Losing myself physically, part 2.

So I tried to do yoga before going to my mom’s house. Yoga used to be so easy. I did it on my rest days. I didn’t think it would be a big deal.

But then I could barely do anything. I was there for a couple of hours and all I got accomplished was that I roasted some peppers in the oven. I had to tell my mom and my sisters I had to go home. I got to my apartment and had to lay in bed for 30 minutes before I had the energy to take my medication.

I felt like such a failure.

So why am I so proud of myself today?

I’ve been doing yoga every day because I finally feel ready to start getting back into my routine. I had to cut my hours back at work to start school, which has meant I have a lot more time to workout. This last semester was hell because of one of my classes, but I won’t be so overwhelmed next semester.

I had plans to start doing my beach body workouts in the morning and yoga in the evenings. But I’ve proven to myself I can’t even do yoga right now without exhausting myself. So I am holding off on the Beachbody workouts and am going to start slow.

I have to remember that I had to start slow before. I couldn’t even do my physical therapy exercises on a whole phone book. They had to cut it in half so I could step up on it.
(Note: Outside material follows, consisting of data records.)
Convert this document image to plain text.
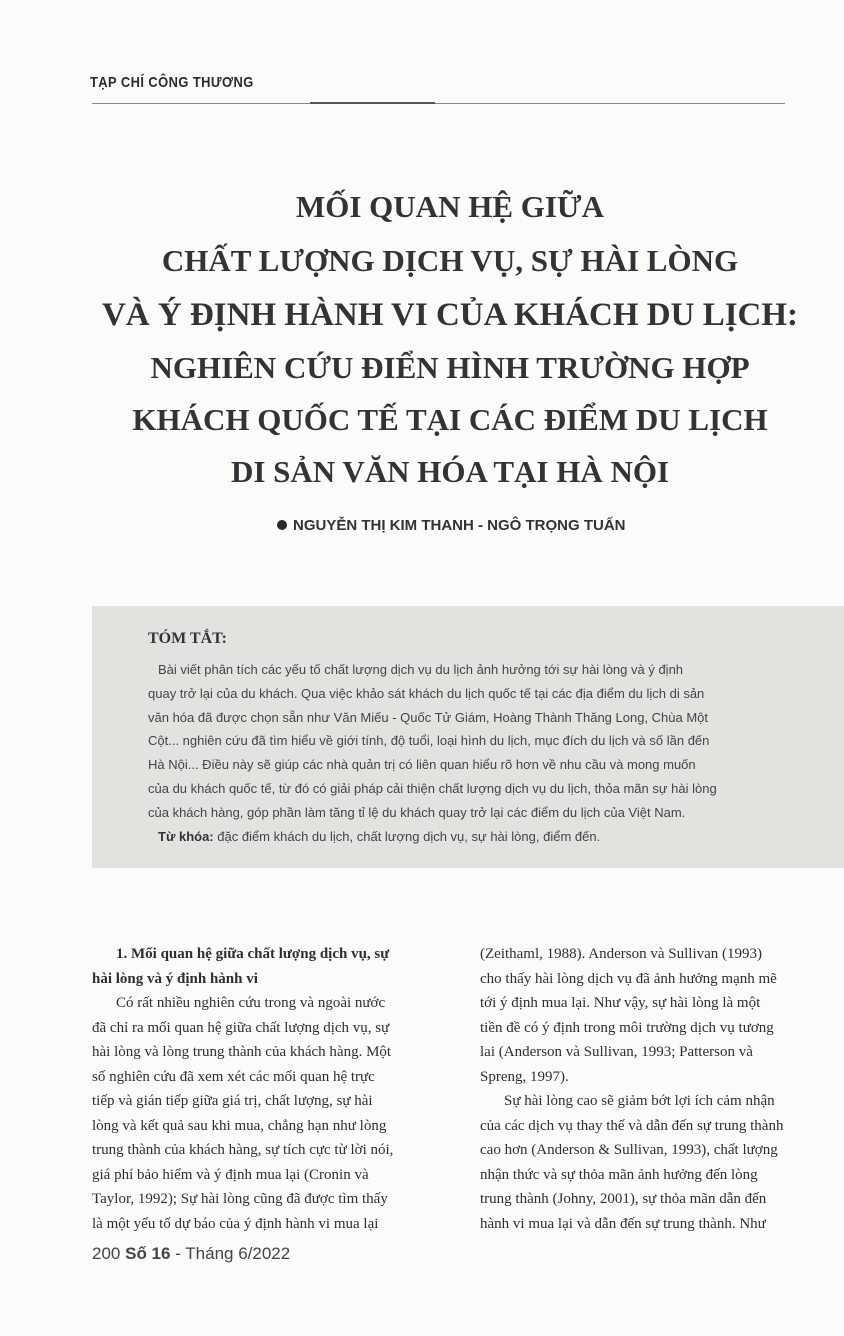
TẠP CHÍ CÔNG THƯƠNG
MỐI QUAN HỆ GIỮA
CHẤT LƯỢNG DỊCH VỤ, SỰ HÀI LÒNG
VÀ Ý ĐỊNH HÀNH VI CỦA KHÁCH DU LỊCH:
NGHIÊN CỨU ĐIỂN HÌNH TRƯỜNG HỢP
KHÁCH QUỐC TẾ TẠI CÁC ĐIỂM DU LỊCH
DI SẢN VĂN HÓA TẠI HÀ NỘI
NGUYỄN THỊ KIM THANH - NGÔ TRỌNG TUẤN
TÓM TẮT:
Bài viết phân tích các yếu tố chất lượng dịch vụ du lịch ảnh hưởng tới sự hài lòng và ý định
quay trở lại của du khách. Qua việc khảo sát khách du lịch quốc tế tại các địa điểm du lịch di sản
văn hóa đã được chọn sẵn như Văn Miếu - Quốc Tử Giám, Hoàng Thành Thăng Long, Chùa Một
Cột... nghiên cứu đã tìm hiểu về giới tính, độ tuổi, loại hình du lịch, mục đích du lịch và số lần đến
Hà Nội... Điều này sẽ giúp các nhà quản trị có liên quan hiểu rõ hơn về nhu cầu và mong muốn
của du khách quốc tế, từ đó có giải pháp cải thiện chất lượng dịch vụ du lịch, thỏa mãn sự hài lòng
của khách hàng, góp phần làm tăng tỉ lệ du khách quay trở lại các điểm du lịch của Việt Nam.
Từ khóa: đặc điểm khách du lịch, chất lượng dịch vụ, sự hài lòng, điểm đến.
1. Mối quan hệ giữa chất lượng dịch vụ, sự
hài lòng và ý định hành vi
Có rất nhiều nghiên cứu trong và ngoài nước
đã chỉ ra mối quan hệ giữa chất lượng dịch vụ, sự
hài lòng và lòng trung thành của khách hàng. Một
số nghiên cứu đã xem xét các mối quan hệ trực
tiếp và gián tiếp giữa giá trị, chất lượng, sự hài
lòng và kết quả sau khi mua, chẳng hạn như lòng
trung thành của khách hàng, sự tích cực từ lời nói,
giá phí bảo hiểm và ý định mua lại (Cronin và
Taylor, 1992); Sự hài lòng cũng đã được tìm thấy
là một yếu tố dự báo của ý định hành vi mua lại
(Zeithaml, 1988). Anderson và Sullivan (1993)
cho thấy hài lòng dịch vụ đã ảnh hưởng mạnh mẽ
tới ý định mua lại. Như vậy, sự hài lòng là một
tiền đề có ý định trong môi trường dịch vụ tương
lai (Anderson và Sullivan, 1993; Patterson và
Spreng, 1997).
Sự hài lòng cao sẽ giảm bớt lợi ích cảm nhận
của các dịch vụ thay thế và dẫn đến sự trung thành
cao hơn (Anderson & Sullivan, 1993), chất lượng
nhận thức và sự thỏa mãn ảnh hưởng đến lòng
trung thành (Johny, 2001), sự thỏa mãn dẫn đến
hành vi mua lại và dẫn đến sự trung thành. Như
200 Số 16 - Tháng 6/2022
I have to remind myself that it’s okay that I can’t just jump right back into working out twice a day. I need to accept where I am physically and work my way up from there.

SO I am setting myself step goals. 1st goal: Walk 10,000 steps and have a yoga session daily.

Today is the first day to attempt to reach this goal.

I have the day off, so I decided to take a 30-minute walk and the apartment’s gym. And it ended up an interesting experience. I went into my closet to pick out my workout clothes. I have so many. And they were messy. I got them reorganized as I picked out an outfit to wear on my walk (it makes me feel better when things are neat and organized). I put them on and started lacing up my old but so comfy running shoes. I had stopped running in them some time ago, but just can’t get rid of them as they were my first pair. They seemed perfect for this walk. So I laced them up while sitting on my floor, just like I used to do. It’s been so long since I’ve done what used to be this daily routine. The whole process felt so strange and familiar at the same time. I went to the gym and had my 30-minute walk. I wanted to do more, but I know I have so much to do today that I needed to save my energy. I came back, took a shower, and realized what a sense of pride I have now.

I did it. And I feel so good. I feel strong and powerful again. And I can’t wait to push myself to get even stronger.

Instead of losing myself physically, I’ll be loving myself physically. My body gets me through the day and I appreciate everything it can do for me. I may have to start over trying to regain my strength, but I already know what I am capable of. And it feels good to be on my way back.